7:3,4
This seems to be addressed to the whole nation of Israel. The people sought to please the king and princes with their wickedness and lies, and the king and princes presumably approved of this, instead of providing moral leadership. The people were inflamed with passion, they had a desire to commit adultery. The allusion to a bakers oven is that nothing needed to be done to inflame these passions, they were always there.
7:5-7
The rulers were just the same,. On royal celebrations they became full of wine and then indulged in all sorts of things. Their evil passions burned at all hours of the day, day and night. In such a land no ruler lasts for long, the country becomes extremely unstable and ungovernable.
7:8-10
After the Assyrian conquest of the Northern Kingdom, Samaria became despised by “true Israel”. We see references to this in the New Testament, and the reason was that Assyria had a policy of mixing the ethnicity of the regions it conquered in order to reduce the risk of rebellion.

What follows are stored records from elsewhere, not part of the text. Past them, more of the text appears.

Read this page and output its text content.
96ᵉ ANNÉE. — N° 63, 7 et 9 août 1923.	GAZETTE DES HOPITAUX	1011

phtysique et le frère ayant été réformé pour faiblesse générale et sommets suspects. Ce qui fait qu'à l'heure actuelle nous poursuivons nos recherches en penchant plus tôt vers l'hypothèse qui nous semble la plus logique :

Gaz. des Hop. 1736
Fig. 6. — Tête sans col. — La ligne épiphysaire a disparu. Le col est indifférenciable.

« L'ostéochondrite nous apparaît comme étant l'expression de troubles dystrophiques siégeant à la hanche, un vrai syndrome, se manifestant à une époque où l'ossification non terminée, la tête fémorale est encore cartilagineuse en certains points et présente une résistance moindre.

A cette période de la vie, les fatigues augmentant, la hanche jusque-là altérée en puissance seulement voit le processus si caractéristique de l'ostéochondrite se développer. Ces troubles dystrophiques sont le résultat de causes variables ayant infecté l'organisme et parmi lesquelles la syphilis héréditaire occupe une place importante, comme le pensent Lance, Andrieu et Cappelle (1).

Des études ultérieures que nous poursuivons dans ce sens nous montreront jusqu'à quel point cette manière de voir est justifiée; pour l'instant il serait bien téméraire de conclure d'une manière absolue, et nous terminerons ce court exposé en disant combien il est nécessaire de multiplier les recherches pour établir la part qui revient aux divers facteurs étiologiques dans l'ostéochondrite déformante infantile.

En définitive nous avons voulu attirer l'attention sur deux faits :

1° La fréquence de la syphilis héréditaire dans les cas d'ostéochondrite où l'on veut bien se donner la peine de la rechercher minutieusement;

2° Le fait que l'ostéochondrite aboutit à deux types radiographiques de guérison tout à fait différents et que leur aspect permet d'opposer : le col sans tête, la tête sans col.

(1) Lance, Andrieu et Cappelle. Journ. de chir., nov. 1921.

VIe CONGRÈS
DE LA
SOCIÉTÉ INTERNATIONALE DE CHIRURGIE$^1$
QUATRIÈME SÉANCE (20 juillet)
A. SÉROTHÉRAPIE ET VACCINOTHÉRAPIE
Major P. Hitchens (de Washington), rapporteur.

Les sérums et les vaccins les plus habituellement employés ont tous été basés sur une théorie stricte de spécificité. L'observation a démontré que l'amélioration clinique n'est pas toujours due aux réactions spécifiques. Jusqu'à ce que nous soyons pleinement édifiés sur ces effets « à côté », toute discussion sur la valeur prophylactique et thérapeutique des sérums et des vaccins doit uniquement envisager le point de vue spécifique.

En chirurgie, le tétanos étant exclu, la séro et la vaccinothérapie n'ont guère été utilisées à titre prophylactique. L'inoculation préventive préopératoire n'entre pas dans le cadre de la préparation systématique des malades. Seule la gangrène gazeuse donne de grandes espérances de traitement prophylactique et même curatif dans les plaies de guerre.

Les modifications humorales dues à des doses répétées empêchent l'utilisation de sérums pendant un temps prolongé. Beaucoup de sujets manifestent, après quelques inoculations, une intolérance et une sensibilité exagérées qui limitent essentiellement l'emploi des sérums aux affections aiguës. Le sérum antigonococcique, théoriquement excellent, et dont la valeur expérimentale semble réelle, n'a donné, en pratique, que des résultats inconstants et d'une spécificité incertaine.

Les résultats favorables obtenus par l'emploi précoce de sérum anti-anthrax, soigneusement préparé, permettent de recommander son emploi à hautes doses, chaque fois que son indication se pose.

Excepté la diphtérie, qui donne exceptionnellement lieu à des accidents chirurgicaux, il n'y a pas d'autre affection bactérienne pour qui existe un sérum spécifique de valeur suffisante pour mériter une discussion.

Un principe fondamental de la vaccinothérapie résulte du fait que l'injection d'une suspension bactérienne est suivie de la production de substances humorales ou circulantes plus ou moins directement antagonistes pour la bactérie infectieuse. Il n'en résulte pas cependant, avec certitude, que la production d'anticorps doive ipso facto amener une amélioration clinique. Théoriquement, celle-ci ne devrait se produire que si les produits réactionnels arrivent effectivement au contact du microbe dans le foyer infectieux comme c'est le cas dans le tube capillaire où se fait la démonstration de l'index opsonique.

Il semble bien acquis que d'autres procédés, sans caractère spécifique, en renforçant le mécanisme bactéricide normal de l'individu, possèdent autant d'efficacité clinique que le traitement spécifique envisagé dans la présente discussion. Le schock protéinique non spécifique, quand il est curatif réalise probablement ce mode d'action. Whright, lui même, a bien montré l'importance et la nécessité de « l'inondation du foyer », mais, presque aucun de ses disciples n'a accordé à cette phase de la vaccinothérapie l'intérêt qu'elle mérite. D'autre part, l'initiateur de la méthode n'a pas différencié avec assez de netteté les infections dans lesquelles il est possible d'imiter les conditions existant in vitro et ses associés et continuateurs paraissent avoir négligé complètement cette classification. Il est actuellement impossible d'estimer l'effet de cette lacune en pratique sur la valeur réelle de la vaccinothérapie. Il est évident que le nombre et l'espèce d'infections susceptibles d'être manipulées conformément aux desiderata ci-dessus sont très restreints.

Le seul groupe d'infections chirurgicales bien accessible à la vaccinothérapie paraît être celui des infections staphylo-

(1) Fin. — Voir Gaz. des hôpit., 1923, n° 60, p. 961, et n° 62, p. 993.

However, this “mixing with the nations” seems to have gone on long before that. This sapped Ephraim’s strength, and the analogy of being half-baked is used of her. Israel was arrogant, but was actually getting weaker, and failed to return to the Lord.
7:11,12
The “insults” continue! She was like a senseless dove. At one moment she would turn to Egypt for help, then to Assyria, then back again. The only path that brings security is to turn to the Lord. All her political intrigue and foreign missions would come to nothing, she would not be able to escape the trap of the Lord.